L’attività missionaria della Chiesa va pertanto orientata verso questi centri nevralgici
della società del terzo millennio. Né va sottovalutato l’influsso di una diffusa cultura
relativista, il più delle volte carente di valori, che entra nel santuario della famiglia,
si infiltra nel campo dell’educazione e in altri ambiti della società e li contamina,
manipolando le coscienze, specialmente quelle giovanili. Al tempo stesso, però, malgrado
queste insidie, la Chiesa sa che è sempre in azione lo Spirito Santo. Si aprono, infatti,
nuove porte al Vangelo e si va estendendo nel mondo l’anelito verso un autentico rinnovamento
spirituale e apostolico. Come in altre epoche di cambiamento, la priorità pastorale
è mostrare il volto vero di Cristo, Signore della storia e unico Redentore dell’uomo.
Ciò esige che ogni comunità cristiana e la Chiesa nel suo insieme offrano una testimonianza
di fedeltà a Cristo, costruendo pazientemente quell’unità da Lui voluta e invocata
per tutti i suoi discepoli. L’unità dei cristiani renderà, infatti, più facile l’evangelizzazione
e il confronto con le sfide culturali, sociali e religiose del nostro tempo.
In tale impresa missionaria possiamo guardare all’apostolo Paolo, imitarne lo “stile”

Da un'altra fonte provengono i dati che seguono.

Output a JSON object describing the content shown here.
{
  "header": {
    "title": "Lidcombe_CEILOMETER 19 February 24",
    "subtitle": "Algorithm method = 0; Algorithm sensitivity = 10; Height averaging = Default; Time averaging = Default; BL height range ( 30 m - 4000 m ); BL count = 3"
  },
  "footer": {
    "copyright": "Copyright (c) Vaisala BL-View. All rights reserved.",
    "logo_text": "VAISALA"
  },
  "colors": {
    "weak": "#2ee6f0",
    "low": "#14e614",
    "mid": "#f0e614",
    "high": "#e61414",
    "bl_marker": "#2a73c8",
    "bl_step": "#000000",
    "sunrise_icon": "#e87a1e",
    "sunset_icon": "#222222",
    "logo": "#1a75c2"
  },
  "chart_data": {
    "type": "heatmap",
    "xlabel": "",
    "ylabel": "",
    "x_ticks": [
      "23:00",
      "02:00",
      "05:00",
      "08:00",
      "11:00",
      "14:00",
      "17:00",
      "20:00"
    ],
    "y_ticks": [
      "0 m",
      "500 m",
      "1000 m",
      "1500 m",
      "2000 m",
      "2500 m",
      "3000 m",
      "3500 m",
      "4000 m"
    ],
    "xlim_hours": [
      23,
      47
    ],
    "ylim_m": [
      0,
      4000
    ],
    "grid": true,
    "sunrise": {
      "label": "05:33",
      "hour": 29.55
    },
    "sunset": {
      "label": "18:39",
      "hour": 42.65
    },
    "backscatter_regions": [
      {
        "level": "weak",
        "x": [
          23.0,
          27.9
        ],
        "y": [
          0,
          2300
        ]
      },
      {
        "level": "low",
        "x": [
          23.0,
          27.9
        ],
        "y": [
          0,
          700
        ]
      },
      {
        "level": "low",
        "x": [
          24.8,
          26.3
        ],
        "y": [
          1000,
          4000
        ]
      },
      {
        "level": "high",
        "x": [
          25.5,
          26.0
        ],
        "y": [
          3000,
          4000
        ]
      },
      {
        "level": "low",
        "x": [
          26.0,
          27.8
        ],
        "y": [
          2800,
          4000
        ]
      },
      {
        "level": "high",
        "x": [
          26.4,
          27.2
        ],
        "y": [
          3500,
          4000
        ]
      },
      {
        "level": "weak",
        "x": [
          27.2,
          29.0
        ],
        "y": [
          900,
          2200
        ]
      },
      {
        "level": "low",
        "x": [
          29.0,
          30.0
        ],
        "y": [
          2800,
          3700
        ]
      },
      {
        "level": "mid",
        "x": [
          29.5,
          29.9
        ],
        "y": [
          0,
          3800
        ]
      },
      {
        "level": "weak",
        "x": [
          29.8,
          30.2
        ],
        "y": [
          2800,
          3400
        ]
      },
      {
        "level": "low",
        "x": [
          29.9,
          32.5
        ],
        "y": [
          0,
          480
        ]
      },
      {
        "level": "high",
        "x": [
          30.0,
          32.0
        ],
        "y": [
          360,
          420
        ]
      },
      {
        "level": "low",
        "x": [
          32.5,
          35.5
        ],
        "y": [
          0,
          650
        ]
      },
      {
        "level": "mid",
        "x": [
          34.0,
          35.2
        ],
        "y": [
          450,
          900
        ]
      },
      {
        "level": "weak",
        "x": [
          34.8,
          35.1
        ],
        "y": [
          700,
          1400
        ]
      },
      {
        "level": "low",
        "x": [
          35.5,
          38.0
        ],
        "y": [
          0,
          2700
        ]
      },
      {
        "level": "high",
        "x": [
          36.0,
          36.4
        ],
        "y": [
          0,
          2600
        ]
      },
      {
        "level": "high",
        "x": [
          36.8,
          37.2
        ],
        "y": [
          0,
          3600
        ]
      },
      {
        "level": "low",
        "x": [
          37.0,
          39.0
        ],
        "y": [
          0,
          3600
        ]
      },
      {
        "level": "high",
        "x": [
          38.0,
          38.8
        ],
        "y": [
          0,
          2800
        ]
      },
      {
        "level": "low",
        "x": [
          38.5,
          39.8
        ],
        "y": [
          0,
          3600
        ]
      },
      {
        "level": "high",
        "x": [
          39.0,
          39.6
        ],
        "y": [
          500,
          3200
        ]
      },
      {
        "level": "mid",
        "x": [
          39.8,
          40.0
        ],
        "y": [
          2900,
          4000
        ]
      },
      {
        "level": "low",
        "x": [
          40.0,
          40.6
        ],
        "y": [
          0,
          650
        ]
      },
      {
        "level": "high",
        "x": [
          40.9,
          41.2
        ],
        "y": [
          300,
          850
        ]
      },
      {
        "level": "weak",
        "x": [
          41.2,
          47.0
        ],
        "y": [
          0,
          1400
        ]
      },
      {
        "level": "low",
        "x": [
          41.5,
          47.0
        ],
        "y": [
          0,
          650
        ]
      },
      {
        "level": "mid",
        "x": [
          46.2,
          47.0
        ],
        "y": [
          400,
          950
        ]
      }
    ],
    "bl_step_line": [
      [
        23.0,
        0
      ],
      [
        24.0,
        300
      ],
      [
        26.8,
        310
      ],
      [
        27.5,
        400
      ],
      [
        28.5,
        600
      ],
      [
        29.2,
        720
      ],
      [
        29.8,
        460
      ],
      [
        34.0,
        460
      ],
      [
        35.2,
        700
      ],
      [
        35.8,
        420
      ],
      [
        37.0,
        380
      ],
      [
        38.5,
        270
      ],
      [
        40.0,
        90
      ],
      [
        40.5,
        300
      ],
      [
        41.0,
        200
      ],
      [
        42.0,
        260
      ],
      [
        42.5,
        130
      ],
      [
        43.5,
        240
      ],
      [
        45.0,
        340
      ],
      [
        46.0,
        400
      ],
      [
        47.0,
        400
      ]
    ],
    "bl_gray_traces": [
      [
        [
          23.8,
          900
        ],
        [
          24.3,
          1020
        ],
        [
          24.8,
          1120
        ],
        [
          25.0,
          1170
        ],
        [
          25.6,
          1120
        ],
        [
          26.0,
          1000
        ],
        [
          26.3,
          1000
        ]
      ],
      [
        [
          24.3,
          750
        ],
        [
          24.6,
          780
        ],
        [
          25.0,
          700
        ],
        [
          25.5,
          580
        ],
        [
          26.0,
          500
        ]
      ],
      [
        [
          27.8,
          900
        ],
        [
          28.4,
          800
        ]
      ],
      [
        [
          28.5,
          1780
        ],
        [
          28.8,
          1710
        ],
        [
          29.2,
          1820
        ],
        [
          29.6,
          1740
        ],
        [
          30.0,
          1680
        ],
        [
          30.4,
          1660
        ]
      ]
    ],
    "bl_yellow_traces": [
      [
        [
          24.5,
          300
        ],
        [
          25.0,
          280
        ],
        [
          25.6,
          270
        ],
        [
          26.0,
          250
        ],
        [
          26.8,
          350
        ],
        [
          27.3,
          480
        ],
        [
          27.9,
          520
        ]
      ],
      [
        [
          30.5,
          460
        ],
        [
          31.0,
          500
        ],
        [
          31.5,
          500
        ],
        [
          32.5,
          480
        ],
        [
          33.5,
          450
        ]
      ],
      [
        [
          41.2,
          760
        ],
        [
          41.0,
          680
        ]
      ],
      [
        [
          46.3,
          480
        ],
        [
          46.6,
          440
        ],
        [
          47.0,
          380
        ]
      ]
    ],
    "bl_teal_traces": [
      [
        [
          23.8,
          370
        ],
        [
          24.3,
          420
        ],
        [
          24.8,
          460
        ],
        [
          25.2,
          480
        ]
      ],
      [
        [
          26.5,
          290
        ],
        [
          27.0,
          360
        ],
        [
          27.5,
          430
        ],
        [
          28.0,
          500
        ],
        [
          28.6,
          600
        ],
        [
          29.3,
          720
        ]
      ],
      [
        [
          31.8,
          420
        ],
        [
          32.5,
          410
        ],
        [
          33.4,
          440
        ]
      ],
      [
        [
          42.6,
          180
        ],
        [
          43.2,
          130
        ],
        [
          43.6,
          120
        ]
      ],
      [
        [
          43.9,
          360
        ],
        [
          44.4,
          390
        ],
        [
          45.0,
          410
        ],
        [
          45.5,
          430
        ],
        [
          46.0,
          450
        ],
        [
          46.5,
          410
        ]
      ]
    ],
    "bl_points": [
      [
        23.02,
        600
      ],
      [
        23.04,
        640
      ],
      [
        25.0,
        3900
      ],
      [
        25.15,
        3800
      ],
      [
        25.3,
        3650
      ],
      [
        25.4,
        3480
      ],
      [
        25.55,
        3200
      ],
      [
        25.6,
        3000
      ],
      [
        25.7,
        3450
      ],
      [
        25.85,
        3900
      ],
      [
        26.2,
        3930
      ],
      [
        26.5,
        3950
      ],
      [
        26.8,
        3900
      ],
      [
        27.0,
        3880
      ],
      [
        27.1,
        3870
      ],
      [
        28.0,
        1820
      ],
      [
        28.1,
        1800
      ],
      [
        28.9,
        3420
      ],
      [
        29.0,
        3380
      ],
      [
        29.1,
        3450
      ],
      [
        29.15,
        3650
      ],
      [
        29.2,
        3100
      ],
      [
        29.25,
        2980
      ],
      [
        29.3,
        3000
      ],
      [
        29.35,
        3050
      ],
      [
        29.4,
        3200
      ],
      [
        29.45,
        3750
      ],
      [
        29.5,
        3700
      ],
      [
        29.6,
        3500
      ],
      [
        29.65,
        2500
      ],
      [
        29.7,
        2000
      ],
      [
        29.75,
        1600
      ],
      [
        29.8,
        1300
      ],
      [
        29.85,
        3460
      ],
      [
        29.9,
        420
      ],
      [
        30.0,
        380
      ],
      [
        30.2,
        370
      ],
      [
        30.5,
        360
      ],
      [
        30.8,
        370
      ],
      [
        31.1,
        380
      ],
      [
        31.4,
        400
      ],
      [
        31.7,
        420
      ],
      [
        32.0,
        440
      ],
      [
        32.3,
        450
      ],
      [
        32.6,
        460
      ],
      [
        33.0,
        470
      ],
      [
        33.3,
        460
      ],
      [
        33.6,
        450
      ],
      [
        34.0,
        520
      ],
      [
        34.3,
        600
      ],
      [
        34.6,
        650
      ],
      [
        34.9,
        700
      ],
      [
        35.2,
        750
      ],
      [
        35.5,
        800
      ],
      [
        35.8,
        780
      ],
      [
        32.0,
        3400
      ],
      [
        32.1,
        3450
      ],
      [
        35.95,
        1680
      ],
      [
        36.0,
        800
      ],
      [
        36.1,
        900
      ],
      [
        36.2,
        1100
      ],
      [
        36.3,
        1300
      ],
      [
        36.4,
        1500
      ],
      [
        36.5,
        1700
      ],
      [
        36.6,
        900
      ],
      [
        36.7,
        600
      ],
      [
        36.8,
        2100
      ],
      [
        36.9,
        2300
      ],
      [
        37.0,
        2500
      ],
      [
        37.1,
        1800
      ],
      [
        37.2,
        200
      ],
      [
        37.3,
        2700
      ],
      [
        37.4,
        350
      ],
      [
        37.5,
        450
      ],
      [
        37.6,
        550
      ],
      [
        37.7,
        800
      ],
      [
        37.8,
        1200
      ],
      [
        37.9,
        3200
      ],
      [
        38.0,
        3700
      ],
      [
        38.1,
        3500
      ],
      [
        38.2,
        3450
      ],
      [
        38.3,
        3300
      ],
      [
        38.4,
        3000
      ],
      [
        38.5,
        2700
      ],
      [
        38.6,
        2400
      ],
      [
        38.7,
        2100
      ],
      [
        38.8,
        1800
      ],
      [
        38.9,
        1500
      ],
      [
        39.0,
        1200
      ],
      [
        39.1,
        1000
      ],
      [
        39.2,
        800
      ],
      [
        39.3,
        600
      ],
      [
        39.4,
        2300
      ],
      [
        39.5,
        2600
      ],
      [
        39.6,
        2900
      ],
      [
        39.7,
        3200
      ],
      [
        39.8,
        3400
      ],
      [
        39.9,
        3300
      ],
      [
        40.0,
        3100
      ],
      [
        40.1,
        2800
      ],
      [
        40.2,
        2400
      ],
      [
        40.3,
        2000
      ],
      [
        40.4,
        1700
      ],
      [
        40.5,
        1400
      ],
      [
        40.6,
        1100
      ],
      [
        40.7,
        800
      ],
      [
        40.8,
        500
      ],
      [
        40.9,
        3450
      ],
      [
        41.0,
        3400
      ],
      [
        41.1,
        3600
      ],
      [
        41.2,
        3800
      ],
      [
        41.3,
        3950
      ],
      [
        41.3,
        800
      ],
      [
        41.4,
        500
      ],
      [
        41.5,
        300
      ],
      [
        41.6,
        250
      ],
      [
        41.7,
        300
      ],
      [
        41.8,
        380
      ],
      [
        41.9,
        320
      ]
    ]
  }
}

di vita e il medesimo “spirito” apostolico incentrato totalmente in Cristo. Con tale
completa adesione al Signore, i cristiani potranno più facilmente trasmettere alle
generazioni future l’eredità della fede, capace di trasformare anche le difficoltà
in possibilità di evangelizzazione. Nella recente Enciclica Caritas in veritate ho
voluto sottolineare che lo sviluppo economico e sociale della società contemporanea
ha bisogno di recuperare l’attenzione alla vita spirituale e una “seria considerazione
delle esperienze di fiducia in Dio, di fraternità spirituale in Cristo, di affidamento
alla Provvidenza e alla Misericordia divine, di amore e di perdono, di rinuncia a
se stessi, di accoglienza del prossimo, di giustizia e di pace… L'anelito del cristiano
è che tutta la famiglia umana possa invocare Dio come «Padre nostro!»” (n. 79). Signor
Cardinale, mentre ringrazio per il servizio che codesto Dicastero rende alla causa
del Vangelo, invoco su di Lei e su quanti prendono parte alla presente Assemblea Plenaria
l’aiuto di Dio e la protezione della Vergine Maria, Stella dell’Evangelizzazione,
mentre di cuore invio a tutti la mia Benedizione.